Still, that looks fairly innocuous to me, it's just a connection failure. Have you checked whether all of your data was written?

avatar
Explorer
Write speed decreases from 200K rows/second to 5K rows/second. There are many warnings "error 104"/"error 108" in trace log. The data in kudu is not available.

avatar
Explorer
I'm sorry, I mistake the storm log.

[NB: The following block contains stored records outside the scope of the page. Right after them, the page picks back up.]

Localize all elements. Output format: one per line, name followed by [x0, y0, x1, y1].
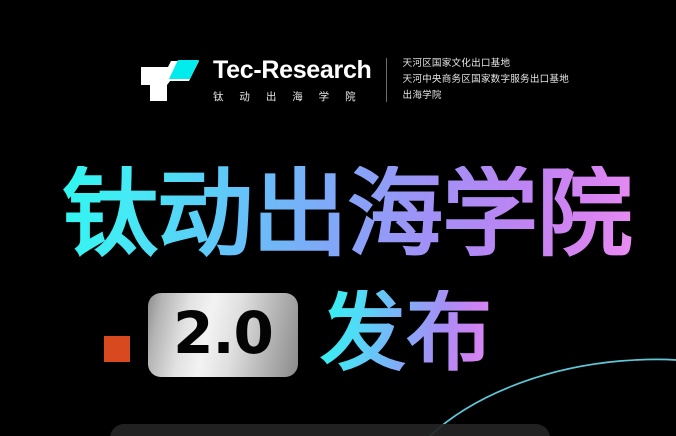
main-headline: 钛动出海学院: [62, 166, 632, 262]
credential-line: 天河区国家文化出口基地: [403, 57, 570, 71]
version-number: 2.0: [173, 304, 273, 362]
tec-research-logo-icon: [137, 57, 201, 103]
release-word: 发布: [320, 290, 492, 376]
bottom-plate: [110, 424, 550, 436]
version-badge: 2.0: [148, 293, 298, 377]
header-divider: [386, 58, 387, 102]
poster-canvas: Tec-Research 钛 动 出 海 学 院 天河区国家文化出口基地 天河中…: [0, 0, 676, 436]
credential-list: 天河区国家文化出口基地 天河中央商务区国家数字服务出口基地 出海学院: [403, 57, 570, 102]
credential-line: 天河中央商务区国家数字服务出口基地: [403, 73, 570, 87]
brand-name: Tec-Research: [213, 58, 372, 84]
credential-line: 出海学院: [403, 89, 570, 103]
release-row: 2.0 发布: [104, 292, 492, 378]
brand-header: Tec-Research 钛 动 出 海 学 院 天河区国家文化出口基地 天河中…: [137, 56, 569, 104]
orange-square-bullet: [104, 336, 130, 362]
brand-wordmark: Tec-Research 钛 动 出 海 学 院: [213, 56, 372, 104]
brand-name-cn: 钛 动 出 海 学 院: [213, 89, 372, 104]
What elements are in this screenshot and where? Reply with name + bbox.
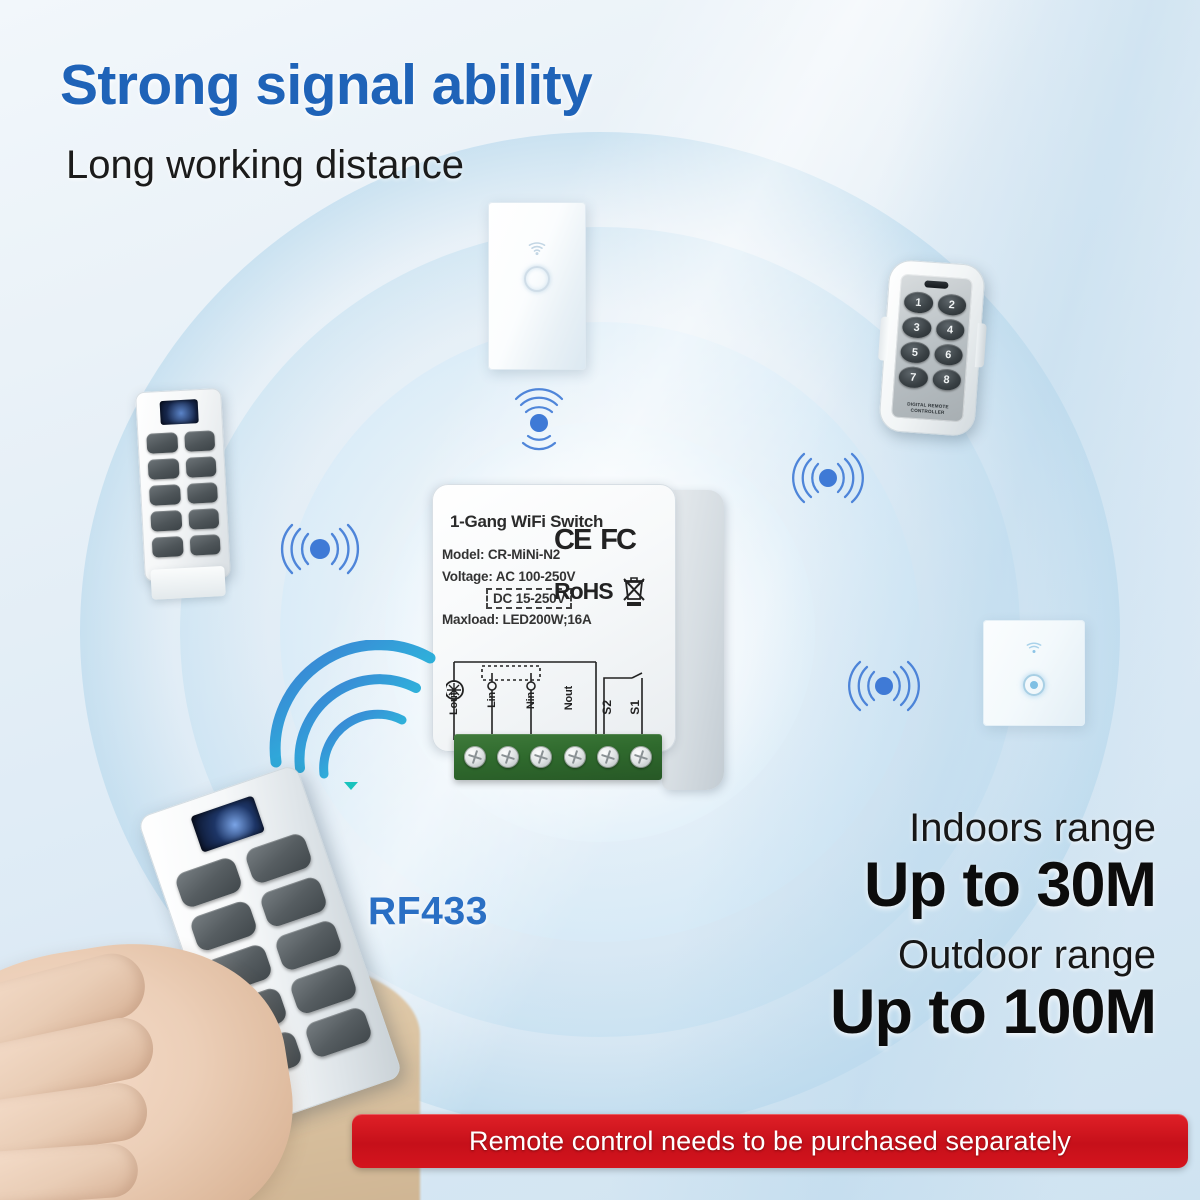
terminal-label-nin: Nin (525, 692, 537, 709)
wifi-switch-module: 1-Gang WiFi Switch Model: CR-MiNi-N2 Vol… (432, 484, 724, 800)
remote-key-4[interactable]: 4 (935, 318, 965, 341)
terminal-label-s1: S1 (628, 700, 642, 715)
remote-key[interactable] (288, 962, 358, 1016)
touch-button[interactable] (1023, 674, 1045, 696)
purchase-note-text: Remote control needs to be purchased sep… (469, 1126, 1071, 1157)
remote-key[interactable] (258, 875, 328, 929)
terminal-label-s2: S2 (600, 700, 614, 715)
outdoor-range-value: Up to 100M (636, 978, 1156, 1046)
terminal-screw (497, 746, 519, 768)
remote-key[interactable] (184, 430, 216, 452)
page-title: Strong signal ability (60, 52, 592, 118)
remote-key[interactable] (152, 536, 184, 558)
remote-key[interactable] (188, 899, 258, 953)
certification-marks: CE FC RoHS (554, 526, 670, 607)
terminal-screw (464, 746, 486, 768)
remote-caption: DIGITAL REMOTE CONTROLLER (891, 400, 964, 418)
remote-key-1[interactable]: 1 (903, 291, 933, 314)
wiring-diagram (446, 652, 661, 744)
remote-key-6[interactable]: 6 (933, 343, 963, 366)
terminal-screw (597, 746, 619, 768)
remote-key[interactable] (146, 432, 178, 454)
remote-key-7[interactable]: 7 (898, 366, 928, 389)
remote-key-5[interactable]: 5 (900, 341, 930, 364)
weee-crossed-bin-icon (621, 575, 647, 607)
remote-keypad: 1 2 3 4 5 6 7 8 (898, 291, 967, 391)
remote-key-8[interactable]: 8 (932, 368, 962, 391)
remote-key-3[interactable]: 3 (902, 316, 932, 339)
indoor-range-label: Indoors range (636, 806, 1156, 851)
remote-key[interactable] (185, 456, 217, 478)
terminal-label-lout: Lout (448, 692, 460, 715)
remote-base (150, 566, 225, 600)
remote-control-numbered[interactable]: 1 2 3 4 5 6 7 8 DIGITAL REMOTE CONTROLLE… (878, 259, 986, 437)
remote-key[interactable] (273, 918, 343, 972)
terminal-label-lin: Lin (486, 692, 498, 708)
wall-touch-panel-right (983, 620, 1085, 726)
touch-button[interactable] (524, 266, 550, 292)
wifi-icon (1026, 642, 1042, 655)
terminal-block (454, 734, 662, 780)
remote-key[interactable] (186, 482, 218, 504)
ir-emitter-icon (924, 280, 948, 289)
product-marketing-banner: Strong signal ability Long working dista… (0, 0, 1200, 1200)
remote-led-window (160, 399, 199, 425)
remote-faceplate: 1 2 3 4 5 6 7 8 DIGITAL REMOTE CONTROLLE… (891, 274, 973, 423)
remote-control-left[interactable] (135, 388, 231, 582)
rohs-mark-icon: RoHS (554, 580, 613, 603)
remote-key[interactable] (148, 458, 180, 480)
wifi-icon (528, 242, 546, 256)
terminal-screw (630, 746, 652, 768)
remote-keypad (146, 430, 220, 557)
page-subtitle: Long working distance (66, 143, 464, 188)
remote-key-2[interactable]: 2 (937, 293, 967, 316)
remote-key[interactable] (188, 508, 220, 530)
terminal-screw (564, 746, 586, 768)
fcc-mark-icon: FC (600, 526, 635, 555)
indoor-range-value: Up to 30M (636, 851, 1156, 919)
remote-key[interactable] (189, 534, 221, 556)
purchase-note-banner: Remote control needs to be purchased sep… (352, 1114, 1188, 1168)
range-specs: Indoors range Up to 30M Outdoor range Up… (636, 806, 1156, 1046)
remote-key[interactable] (150, 510, 182, 532)
terminal-label-nout: Nout (563, 686, 575, 710)
remote-key[interactable] (149, 484, 181, 506)
wall-touch-panel-top (488, 202, 586, 370)
finger (0, 1142, 140, 1200)
terminal-screw (530, 746, 552, 768)
outdoor-range-label: Outdoor range (636, 933, 1156, 978)
protocol-label: RF433 (368, 890, 488, 934)
device-front-label: 1-Gang WiFi Switch Model: CR-MiNi-N2 Vol… (432, 484, 676, 752)
device-spec-maxload: Maxload: LED200W;16A (442, 609, 592, 631)
ce-mark-icon: CE (554, 526, 590, 555)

There are many IOExeception in kudu client log, such as "[ERROR 2017-03-22 10:30:21 o.a.k.c.TabletClient:791 New I/O worker #1] [Peer 772d8abf66c24789a51ba852aea1b478] Unexpected exception from downstream on [id: 0x2b9826d2, /11.131.120.17:55922 => /11.173.197.31:7050] java.io.IOException: Broken pipe"

avatar
Expert Contributor
Hi,

Are you pooling clients? Are you sure that your storm workers are not
suffering GC pauses? It would be worth running the storm workers with
verbose GC logging and check that you aren't seeing GC around the same time.

The server side log indicates that the workers are connecting and then
taking 6-10 seconds to perform the necessary round trips for RPC connection
negotiation. So, the client's disconnecting them.

This would also explain the throughput drop.

-Todd

avatar
Explorer
Thank you! It's really because storm workers are suffering GC pauses! We will check the code of storm workers.